Algérie Télécom
Cadres et travailleurs solidaires du PDG. Brahim Ouaret, PDG d'Algérie Télécom, a été arrêté dans la matinée de jeudi à son domicile, apprend-on de bonne source.
Une arrestation ordonnée par la chambre d’accusation près la cour d’Alger – et qui a concernéaussi quatre autres responsables d’AT – s’est prononcée mardi dernier par l’annulation de la décision du juge d’instruction près le tribunal d’El Harrach du 23 juillet dernier, lequel avait ordonné la liberté provisoire pour Ouaret et de quatre directeurs centraux mis en cause dans une affaire de «passation de marchés en violation de la réglementation».

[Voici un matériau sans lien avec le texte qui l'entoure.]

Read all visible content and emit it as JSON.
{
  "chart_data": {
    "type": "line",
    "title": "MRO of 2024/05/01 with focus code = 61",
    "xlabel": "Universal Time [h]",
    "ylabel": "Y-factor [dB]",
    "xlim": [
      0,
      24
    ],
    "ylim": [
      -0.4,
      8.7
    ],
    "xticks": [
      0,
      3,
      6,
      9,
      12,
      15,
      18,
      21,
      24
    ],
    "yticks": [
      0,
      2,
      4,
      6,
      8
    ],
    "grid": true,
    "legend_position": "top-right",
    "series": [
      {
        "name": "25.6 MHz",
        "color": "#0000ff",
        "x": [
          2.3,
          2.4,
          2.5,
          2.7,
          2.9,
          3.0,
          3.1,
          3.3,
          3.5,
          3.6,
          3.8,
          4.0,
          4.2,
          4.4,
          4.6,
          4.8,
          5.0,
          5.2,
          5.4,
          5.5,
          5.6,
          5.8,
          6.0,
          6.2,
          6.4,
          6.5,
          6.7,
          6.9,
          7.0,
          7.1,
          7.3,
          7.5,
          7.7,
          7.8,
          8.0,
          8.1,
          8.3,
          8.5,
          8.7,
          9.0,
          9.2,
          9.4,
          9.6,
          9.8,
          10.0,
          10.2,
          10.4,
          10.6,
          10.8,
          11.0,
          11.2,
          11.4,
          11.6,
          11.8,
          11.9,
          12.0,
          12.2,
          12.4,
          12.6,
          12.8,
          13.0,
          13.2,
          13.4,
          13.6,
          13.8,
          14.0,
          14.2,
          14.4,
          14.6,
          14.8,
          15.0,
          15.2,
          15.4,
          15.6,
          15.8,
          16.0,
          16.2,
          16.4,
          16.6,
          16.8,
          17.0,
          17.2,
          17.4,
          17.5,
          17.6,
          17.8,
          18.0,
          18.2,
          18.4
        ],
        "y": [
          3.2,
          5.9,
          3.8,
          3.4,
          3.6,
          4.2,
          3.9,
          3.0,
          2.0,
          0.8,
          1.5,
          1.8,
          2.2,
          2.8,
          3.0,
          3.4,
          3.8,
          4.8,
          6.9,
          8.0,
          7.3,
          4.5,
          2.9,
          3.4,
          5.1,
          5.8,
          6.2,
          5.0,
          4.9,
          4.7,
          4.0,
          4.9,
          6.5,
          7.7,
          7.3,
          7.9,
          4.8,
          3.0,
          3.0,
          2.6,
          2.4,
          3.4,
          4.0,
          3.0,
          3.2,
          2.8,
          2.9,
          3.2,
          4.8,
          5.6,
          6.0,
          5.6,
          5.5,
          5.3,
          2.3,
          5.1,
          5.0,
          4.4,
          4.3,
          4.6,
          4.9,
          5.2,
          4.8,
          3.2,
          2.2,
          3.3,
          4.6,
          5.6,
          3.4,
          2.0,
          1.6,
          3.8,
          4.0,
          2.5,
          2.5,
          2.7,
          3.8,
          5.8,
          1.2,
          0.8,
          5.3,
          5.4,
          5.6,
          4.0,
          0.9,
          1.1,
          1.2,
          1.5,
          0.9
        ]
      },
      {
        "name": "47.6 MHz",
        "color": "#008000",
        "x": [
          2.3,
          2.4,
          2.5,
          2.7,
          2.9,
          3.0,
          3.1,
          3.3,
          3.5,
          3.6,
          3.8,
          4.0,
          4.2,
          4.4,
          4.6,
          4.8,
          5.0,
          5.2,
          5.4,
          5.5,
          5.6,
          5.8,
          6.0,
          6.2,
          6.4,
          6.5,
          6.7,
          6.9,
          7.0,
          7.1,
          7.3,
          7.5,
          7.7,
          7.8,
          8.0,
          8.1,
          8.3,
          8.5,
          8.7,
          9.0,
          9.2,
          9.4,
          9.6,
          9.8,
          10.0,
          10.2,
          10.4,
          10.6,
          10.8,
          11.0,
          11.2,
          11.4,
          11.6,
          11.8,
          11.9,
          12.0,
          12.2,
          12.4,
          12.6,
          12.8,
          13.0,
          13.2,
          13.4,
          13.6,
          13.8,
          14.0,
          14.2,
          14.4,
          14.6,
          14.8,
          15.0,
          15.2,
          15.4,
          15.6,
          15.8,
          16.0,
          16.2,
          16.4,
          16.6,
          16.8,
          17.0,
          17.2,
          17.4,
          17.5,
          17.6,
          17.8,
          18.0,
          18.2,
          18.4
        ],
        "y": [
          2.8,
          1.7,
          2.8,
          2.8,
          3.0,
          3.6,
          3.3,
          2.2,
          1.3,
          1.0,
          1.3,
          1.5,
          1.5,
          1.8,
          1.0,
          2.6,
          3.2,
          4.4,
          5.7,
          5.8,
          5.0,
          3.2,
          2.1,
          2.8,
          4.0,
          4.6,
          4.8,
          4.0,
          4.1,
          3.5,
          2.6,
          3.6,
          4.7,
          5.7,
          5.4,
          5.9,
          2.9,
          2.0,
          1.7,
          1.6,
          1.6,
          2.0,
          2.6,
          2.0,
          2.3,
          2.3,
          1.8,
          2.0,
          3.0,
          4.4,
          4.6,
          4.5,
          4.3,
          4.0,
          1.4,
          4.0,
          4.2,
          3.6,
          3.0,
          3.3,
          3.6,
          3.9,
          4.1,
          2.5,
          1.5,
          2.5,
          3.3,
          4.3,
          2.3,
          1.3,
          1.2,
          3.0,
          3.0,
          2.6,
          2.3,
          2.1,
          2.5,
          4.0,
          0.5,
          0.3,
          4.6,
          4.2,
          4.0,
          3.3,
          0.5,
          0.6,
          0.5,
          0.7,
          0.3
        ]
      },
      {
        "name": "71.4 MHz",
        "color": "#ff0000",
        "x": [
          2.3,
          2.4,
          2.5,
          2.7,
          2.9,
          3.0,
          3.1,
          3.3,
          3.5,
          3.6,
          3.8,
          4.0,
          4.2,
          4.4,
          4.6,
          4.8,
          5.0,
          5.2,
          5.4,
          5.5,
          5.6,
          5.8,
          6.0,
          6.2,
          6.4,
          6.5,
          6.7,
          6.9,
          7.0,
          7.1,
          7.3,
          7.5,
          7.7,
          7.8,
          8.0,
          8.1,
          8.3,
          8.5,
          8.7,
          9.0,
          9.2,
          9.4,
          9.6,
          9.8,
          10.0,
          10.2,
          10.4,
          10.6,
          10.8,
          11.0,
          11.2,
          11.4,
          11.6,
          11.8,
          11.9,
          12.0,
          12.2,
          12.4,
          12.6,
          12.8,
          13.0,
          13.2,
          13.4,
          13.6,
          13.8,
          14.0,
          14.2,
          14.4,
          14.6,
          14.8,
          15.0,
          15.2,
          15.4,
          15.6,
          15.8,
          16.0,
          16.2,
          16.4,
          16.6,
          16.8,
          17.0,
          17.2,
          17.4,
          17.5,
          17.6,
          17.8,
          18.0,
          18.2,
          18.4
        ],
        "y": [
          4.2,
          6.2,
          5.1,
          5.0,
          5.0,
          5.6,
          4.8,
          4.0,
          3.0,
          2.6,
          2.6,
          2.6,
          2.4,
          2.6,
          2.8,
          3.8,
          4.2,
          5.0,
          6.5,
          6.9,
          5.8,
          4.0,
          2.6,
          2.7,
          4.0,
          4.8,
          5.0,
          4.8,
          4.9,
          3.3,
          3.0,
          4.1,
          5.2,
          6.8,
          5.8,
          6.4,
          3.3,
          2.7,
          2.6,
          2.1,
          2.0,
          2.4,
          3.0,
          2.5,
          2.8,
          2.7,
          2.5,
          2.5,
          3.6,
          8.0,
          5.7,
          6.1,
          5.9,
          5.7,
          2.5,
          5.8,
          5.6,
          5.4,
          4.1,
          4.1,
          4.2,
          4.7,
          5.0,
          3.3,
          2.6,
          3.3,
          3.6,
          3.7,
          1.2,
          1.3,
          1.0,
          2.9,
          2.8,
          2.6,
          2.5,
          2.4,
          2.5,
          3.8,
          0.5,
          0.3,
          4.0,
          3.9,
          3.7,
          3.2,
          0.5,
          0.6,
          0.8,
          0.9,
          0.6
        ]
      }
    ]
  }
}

Avec la mise de Ouaret et de ses quatre collaborateurs sous mandat de dépôt, cela porte à onze (11) le nombre de mis en cause (entre cadres et entrepreneurs), à attendre derrière les barreaux le jugement final de la cour d’Alger. Pour rappel, plus de 700 travailleurs d’Algérie Télécom avaient observé, mercredi dernier, une journée de protestation contre la détention provisoire de leur président-directeur général, M. Brahim Ouaret.
Cela, pour contester la décision de la chambre d’accusation de mettre leur PDG sous les verrous. Assistant au sit-in, ce dernier avait déclaré qu’il n’avait absolument rien à se reprocher et qu’il n’avait pas peur de la justice. Il a appelé ceux qui sont venus le soutenir dans cette épreuve «à garder leur calme, de ne pas quitter leurs postes et de continuer leur travail le plus normalement possible».
Par ailleurs, les travailleurs d’AT qui déclarent croire en l’innocence, jusqu’à preuve du contraire, et en l’intégrité de leur PDG, ont soutenu en menant leur action de solidarité que «Brahim Ouaret avait beaucoup fait pour Algérie Télécom, depuis sa nomination à la tête de l’entreprise, ce qui a permis de quadrupler son chiffre d’affaires le portant à 124 milliards de dinars et de classer l’entreprise au deuxième rang à l’échelle nationale après Sonatrach».
Cette conviction est partagée par le ministre du secteur, le Dr Boudjemaâ Haichour, qui avait déclaré qu’il «fallait attendre que la justice tranche et détermine les responsabilités de chacun avant d’entreprendre les mesures administratives qui s’imposent à l’encontre de ceux qui seront reconnus coupables».
Rappelons que la justice reproche aujourd’hui au mis en cause dans cette affaire, la mauvaise gestion et l’infraction au code des marchés, un préjudice de 80 milliards de centimes causé à Algérie Télécom, des suites de la passation de 36 marchés portant réalisation d’agences commerciales pour AT, au mode de gré à gré. Cela, en plus du fait que de nombreuses factures avaient été surévaluées.
Le scandale avait éclaté en conclusion d’une enquête menée, pendant neuf mois, par la brigade économique et financière de la Gendarmerie nationale.